Guyana Minister of Education, Priya Manickchand

“Our children, our young people, as representatives of all of Guyana’s children were able to leave a mark on these vessels that will go on to do much more than we can possibly imagine, or even predict here,” Manickchand said.

ExxonMobil Guyana President, Alistair Routledge

ExxonMobil Guyana President, Alistair Routledge said the major’s partnership with Edison Chouest dates back many decades, illustrating the strong bond and mutual reliance between these entities. “We rely upon one another. There is no one company, one entity that does everything. We’re a team of teams,” explained the official.
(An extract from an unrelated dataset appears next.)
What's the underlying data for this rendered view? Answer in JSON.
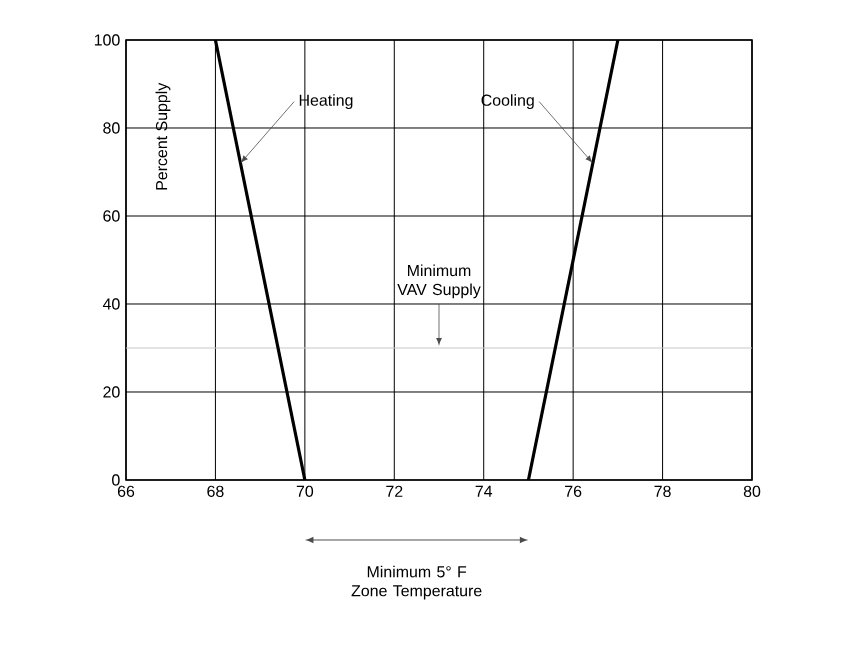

The two new G-Boats tugs are expected to operate more than 100 miles offshore Guyana, where Exxon’s tanker loading operations take place in waters over a mile deep. This strategic placement will support Exxon’s efforts to develop Guyana’s abundant oil and gas resources.

Providing an update, Routledge said Exxon produced 375,000 barrels per day (bpd) of oil for the country, in the first quarter, “which is tremendous progress when you think that it was only eight years ago that the very first oil was discovered in the country.”

“We look forward to [the] Prosperity floating production, storage and offloading (FPSO) vessel starting up its operations later this year, and for these tugs helping bring the tankers and moor them to the FPSOs to take the cargoes and deliver the crude to the markets overseas,” Routledge said.

Exxon and its Stabroek Block partners have also received approval for the Yellowtail and Uaru projects, and is seeking approval for a sixth project. Together, these would see production offshore Guyana exceeding 1.2 million bpd by 2027.